Sotto gli occhi del gruppo inorridito, sembrò che l’uomo muovesse un passo. Daisy urlò, con la sua profonda voce di baritono, mentre il Professore sbiancava come una parrucca incipriata del Settecento.

«Ah, non è niente. Sta solo cascando. Forse l’abbattono,» disse. Videro l’insegna afflosciarsi e disintegrarsi, con un certo sollievo. Una coincidenza sconvolgente, ma non sovrannaturale. Gli altri si tranquillizzarono, ma Cal rimase irrigidito a fissare l’orizzonte.

«Credo di sapere quello che succede,» mormorò. In lontananza, un’altra insegna crollò, mentre le piccole scatole grige le brulicavano sopra, come formiche. «È meglio che giriamo la macchina e che filiamo a tutta velocità nella direzione opposta.»

«Non dica asinaggini!» esclamò il Professore. «Io son qui giunto per far la mia fortuna, e certo non mi volgerò in fuga al suo comando. Freni la lingua, signore!»

«Torna indietro! Ti prego!» disse Cal a Harry, che stava al volante.

«Per fare un favore a te, immagino,» fece quello, beffardo.

«Ascoltatemi. In questa città si sta aggirando una cosa… un’arma segreta sfuggita al controllo. Non so come abbia fatto ad arrivare fin qui, ma sembra proprio che si sia impadronita di Las Vegas. Ne sono sicuro. Credetemi, rischiamo la vita se entriamo in città.»

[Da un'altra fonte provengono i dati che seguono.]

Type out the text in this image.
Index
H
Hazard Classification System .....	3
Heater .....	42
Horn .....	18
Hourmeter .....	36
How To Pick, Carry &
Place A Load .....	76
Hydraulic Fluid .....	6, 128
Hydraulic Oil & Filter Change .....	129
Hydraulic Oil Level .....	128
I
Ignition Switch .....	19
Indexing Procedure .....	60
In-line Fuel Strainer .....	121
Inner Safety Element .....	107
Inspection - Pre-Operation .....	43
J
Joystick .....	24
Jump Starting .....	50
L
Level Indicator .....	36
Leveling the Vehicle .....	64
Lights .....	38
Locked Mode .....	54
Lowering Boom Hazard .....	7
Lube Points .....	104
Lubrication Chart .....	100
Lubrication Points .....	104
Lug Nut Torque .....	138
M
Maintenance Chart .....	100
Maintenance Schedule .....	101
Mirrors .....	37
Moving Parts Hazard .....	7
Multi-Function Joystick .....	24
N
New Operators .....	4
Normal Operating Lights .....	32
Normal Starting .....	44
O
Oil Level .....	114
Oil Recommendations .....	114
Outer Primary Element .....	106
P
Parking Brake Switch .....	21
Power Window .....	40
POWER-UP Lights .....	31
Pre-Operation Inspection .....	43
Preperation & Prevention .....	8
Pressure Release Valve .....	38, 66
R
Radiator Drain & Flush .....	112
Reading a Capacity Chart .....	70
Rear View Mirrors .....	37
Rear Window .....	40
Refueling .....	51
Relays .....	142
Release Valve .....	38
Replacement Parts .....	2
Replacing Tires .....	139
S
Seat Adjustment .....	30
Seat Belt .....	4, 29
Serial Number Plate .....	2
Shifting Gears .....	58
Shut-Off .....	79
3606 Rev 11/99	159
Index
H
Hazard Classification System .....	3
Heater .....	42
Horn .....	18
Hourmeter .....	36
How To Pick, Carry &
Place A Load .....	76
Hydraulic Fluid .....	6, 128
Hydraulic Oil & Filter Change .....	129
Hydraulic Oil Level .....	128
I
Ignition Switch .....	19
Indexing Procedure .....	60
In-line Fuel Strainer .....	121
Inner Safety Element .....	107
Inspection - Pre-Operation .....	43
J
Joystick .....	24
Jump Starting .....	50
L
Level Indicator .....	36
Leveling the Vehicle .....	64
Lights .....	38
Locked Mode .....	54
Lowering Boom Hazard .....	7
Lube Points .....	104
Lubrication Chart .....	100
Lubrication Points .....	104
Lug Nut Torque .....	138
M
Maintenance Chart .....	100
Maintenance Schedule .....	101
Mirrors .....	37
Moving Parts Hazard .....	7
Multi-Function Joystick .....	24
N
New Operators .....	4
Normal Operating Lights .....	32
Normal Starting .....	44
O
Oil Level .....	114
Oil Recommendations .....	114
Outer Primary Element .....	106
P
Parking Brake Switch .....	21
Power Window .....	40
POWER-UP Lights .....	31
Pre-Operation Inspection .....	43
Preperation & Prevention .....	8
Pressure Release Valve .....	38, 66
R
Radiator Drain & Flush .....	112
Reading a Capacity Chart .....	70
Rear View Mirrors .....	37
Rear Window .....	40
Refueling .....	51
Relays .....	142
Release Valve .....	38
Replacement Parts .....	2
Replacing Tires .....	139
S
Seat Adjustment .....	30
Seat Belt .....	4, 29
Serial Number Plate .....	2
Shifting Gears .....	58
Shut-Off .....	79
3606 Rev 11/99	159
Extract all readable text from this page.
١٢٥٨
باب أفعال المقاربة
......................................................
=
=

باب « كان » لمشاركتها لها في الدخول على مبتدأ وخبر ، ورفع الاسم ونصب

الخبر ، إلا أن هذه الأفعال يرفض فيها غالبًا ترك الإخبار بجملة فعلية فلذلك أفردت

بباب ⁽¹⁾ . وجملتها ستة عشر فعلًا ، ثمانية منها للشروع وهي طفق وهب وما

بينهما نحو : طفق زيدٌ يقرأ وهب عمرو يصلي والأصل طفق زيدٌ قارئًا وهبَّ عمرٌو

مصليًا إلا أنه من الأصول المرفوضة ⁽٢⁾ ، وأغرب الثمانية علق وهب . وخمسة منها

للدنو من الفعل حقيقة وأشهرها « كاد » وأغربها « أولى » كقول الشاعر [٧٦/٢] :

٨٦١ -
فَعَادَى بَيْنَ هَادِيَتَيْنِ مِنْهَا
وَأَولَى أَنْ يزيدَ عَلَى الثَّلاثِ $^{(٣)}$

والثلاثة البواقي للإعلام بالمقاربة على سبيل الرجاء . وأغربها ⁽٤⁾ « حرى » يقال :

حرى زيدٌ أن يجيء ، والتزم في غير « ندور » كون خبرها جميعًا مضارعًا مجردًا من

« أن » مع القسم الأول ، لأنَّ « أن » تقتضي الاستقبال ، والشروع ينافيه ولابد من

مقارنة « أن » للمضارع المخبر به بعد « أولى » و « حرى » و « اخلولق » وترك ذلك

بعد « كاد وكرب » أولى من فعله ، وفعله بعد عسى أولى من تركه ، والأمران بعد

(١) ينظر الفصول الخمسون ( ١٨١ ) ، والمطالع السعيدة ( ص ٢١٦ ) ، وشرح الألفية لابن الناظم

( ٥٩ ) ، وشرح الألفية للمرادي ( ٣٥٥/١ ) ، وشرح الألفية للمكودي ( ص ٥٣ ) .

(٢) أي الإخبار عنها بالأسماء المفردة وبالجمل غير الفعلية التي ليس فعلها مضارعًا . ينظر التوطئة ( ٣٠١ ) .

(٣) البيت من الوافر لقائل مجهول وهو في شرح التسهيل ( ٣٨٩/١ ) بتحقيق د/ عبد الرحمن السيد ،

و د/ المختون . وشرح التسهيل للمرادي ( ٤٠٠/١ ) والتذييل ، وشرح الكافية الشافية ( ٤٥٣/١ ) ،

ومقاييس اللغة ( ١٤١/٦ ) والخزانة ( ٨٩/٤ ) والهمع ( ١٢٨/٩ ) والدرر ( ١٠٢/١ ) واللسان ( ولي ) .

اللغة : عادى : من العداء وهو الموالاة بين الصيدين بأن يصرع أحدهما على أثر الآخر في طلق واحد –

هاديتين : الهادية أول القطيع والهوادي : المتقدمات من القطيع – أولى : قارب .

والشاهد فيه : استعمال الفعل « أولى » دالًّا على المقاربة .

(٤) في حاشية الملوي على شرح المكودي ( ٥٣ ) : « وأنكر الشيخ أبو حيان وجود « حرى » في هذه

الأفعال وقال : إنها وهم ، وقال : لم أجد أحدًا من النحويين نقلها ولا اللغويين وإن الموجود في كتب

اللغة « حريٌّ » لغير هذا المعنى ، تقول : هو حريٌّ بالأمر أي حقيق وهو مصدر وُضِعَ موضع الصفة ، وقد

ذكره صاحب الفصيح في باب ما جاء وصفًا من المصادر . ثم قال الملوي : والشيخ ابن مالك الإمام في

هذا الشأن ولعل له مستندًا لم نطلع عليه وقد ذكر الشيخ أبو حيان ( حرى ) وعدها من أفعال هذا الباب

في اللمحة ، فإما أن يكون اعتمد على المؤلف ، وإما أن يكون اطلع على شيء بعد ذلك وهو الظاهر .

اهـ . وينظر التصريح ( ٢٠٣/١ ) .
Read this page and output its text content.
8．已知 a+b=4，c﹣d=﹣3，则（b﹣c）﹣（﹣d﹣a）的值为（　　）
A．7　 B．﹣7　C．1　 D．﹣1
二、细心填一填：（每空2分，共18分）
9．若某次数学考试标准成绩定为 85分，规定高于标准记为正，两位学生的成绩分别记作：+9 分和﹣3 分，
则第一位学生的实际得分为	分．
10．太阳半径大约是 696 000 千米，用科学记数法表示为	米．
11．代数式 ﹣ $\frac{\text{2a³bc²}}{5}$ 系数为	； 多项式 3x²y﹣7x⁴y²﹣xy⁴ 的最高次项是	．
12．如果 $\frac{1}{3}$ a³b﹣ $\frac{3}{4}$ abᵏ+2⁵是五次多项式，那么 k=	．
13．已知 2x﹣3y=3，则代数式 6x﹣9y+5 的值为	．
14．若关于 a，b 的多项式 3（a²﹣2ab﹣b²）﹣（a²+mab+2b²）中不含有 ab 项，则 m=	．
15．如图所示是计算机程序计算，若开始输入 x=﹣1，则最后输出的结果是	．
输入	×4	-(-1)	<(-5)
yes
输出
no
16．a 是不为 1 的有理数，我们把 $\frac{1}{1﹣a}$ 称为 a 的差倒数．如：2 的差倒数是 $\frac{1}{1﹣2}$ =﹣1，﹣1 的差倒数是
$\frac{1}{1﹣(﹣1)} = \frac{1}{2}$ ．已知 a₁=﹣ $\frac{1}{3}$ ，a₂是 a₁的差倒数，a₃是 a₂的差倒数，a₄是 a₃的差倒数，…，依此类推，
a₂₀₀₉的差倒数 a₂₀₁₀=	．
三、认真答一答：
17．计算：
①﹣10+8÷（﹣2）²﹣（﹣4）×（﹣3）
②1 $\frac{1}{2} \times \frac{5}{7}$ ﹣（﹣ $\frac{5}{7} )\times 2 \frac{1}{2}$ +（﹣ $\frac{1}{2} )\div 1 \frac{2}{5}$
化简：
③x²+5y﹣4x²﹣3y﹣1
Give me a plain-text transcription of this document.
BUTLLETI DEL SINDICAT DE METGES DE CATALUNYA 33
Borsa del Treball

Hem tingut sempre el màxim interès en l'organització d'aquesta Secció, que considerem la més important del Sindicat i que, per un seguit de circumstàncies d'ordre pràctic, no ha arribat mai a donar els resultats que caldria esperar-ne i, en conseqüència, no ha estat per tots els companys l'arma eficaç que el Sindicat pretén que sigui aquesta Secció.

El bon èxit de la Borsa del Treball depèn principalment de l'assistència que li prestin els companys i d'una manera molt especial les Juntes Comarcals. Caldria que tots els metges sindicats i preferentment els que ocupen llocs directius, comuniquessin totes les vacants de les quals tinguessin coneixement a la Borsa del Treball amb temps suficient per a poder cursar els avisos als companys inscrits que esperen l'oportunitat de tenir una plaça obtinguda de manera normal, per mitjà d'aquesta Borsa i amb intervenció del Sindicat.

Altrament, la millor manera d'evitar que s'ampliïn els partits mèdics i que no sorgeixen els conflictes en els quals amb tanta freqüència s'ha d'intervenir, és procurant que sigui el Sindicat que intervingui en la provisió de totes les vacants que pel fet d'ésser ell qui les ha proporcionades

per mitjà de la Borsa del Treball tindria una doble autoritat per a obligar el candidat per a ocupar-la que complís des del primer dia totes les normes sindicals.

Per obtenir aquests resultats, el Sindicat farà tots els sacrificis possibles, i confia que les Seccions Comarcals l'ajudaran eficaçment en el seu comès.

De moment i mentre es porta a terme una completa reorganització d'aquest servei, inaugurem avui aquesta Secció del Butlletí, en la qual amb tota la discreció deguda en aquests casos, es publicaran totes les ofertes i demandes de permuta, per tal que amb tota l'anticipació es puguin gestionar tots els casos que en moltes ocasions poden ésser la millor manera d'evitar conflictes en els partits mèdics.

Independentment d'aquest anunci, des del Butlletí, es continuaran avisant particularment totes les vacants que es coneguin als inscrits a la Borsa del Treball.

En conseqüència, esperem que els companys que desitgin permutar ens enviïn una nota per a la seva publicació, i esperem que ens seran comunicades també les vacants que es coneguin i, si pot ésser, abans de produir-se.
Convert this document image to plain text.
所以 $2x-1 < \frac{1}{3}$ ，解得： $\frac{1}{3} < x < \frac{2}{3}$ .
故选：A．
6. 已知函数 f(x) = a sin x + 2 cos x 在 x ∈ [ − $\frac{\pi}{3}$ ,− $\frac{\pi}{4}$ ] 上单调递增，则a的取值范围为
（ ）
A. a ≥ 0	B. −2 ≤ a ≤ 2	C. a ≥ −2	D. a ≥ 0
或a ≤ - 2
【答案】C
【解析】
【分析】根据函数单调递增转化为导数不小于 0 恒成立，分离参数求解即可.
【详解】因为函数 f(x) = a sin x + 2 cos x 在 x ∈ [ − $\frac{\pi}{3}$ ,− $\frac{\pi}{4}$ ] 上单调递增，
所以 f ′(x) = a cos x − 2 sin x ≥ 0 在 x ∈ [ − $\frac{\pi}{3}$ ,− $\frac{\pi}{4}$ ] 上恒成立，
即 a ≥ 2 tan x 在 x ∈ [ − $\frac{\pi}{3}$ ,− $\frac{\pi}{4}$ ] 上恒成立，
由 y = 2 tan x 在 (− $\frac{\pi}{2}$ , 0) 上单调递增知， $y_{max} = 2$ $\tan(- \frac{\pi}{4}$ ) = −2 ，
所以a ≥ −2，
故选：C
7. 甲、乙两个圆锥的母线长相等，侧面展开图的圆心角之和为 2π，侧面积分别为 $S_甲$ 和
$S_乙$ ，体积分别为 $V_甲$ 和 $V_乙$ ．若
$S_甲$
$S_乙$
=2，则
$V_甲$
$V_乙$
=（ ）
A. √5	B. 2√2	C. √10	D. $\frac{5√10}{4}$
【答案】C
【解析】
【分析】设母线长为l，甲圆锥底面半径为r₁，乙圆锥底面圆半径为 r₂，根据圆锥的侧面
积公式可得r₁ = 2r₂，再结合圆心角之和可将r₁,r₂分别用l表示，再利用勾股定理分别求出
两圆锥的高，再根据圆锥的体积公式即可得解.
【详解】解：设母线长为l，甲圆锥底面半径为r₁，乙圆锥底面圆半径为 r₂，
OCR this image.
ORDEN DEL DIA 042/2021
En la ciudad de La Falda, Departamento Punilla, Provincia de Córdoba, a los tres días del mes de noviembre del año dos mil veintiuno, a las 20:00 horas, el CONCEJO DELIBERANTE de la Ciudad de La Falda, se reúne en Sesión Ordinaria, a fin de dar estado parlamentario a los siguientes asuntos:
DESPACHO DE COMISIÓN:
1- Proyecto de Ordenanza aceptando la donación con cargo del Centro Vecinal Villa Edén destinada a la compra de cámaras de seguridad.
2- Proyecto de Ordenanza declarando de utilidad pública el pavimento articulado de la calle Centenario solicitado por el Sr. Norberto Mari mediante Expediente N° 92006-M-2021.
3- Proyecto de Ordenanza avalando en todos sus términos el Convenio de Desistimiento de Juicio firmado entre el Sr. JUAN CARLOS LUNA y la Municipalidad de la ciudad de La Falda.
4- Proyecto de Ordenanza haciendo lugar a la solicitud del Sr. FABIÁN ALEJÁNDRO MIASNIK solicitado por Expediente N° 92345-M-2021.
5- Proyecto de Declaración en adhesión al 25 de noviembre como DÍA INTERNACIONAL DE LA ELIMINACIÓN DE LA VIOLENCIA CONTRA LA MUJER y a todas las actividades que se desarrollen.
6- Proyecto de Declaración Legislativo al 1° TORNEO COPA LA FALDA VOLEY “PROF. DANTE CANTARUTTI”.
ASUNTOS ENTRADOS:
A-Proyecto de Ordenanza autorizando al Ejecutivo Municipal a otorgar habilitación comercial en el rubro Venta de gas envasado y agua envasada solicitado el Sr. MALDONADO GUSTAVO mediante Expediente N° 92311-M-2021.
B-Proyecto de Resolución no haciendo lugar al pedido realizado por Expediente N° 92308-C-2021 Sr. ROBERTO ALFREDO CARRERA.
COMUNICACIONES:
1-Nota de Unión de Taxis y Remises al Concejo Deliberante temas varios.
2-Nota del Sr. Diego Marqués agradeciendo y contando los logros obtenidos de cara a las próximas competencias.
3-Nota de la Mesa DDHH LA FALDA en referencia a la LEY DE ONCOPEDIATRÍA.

«Bubbole e fanfaluche!» scattò il Professore. «Io non le credo, signore. Ma, acciò che lei non possa accusarmi d’esser io iniquo, potremmo arrestarci ad un telefono e chiamar laggiù. Potremmo così prenotar le stanze, e nel contempo dimostrare che l’assurda sua teoria non ha il benché minimo fondamento. Fermati a quel telefono laggiù, Harry. Fermati, ho detto!»

Ma la macchina passò oltre la cabina. Anzi, aumentò di velocità. «Non riesco a tenerla,» disse Harry. «È come se le avesse preso qualcosa. Lo sterzo è bloccato, e c’è una specie di… di cavo che ci tira avanti.»

Erano ormai abbastanza vicini alla città per vedere la distruzione, e torme di sagome a forma di scatola che brulicavano sulle facciate sventrate degli edifici e sulle insegne.

«Cosa facciamo?» urlò Daisy.

«Non possiam far nulla,» disse sottovoce il fidanzato, battendo le dita sul coperchio della tabacchiera. «Parrebbe che noi si debba continuamente accelerare sin quando urteremo qualcosa e probabilmente morremo. Tu puoi prepararti ad incontrare il tuo Autore, mia cara. Ora, poiché forse ancor ci resta un minuto o due, propongo che Mr. Potter ci dica alcunché di codesta prodigiosa macchina.»

Capitolo Decimo

Il dottor Smilax

«Tuttavia, esaminiamo più attentamente i fatti.»

A.J. AYER

Poco prima di presentarsi ai Capi di Stato Maggiore, il dottor Smilax entrò nella toelette maschile adiacente alla sala delle conferenze del NORAD e cominciò a pettinarsi energicamente i capelli. In quelle occasioni, la tensione pareva contrargli il cuoio capelluto, che gli prudeva furiosamente se lui non si affrettava a impartirgli una sollecita e vigorosa rastrellata.

I capelli erano neri, striati di grigio argento, della stessa sfumatura della sua cravatta di foulard. La cravatta era ricamata a neri bacilli d’antrace, meticolosamente annodata e fermata da un minuscolo bisturi d’argento. L’abito era di un grigio sobrio, la camicia di un azzurro televisione, sebbene Smilax non avesse intenzione di comparire davanti alle telecamere. L’unica vera macchia di colore, in lui, era il distintivo della Banca del Sangue che portava all’occhiello, una gocciolina di plastica rossa.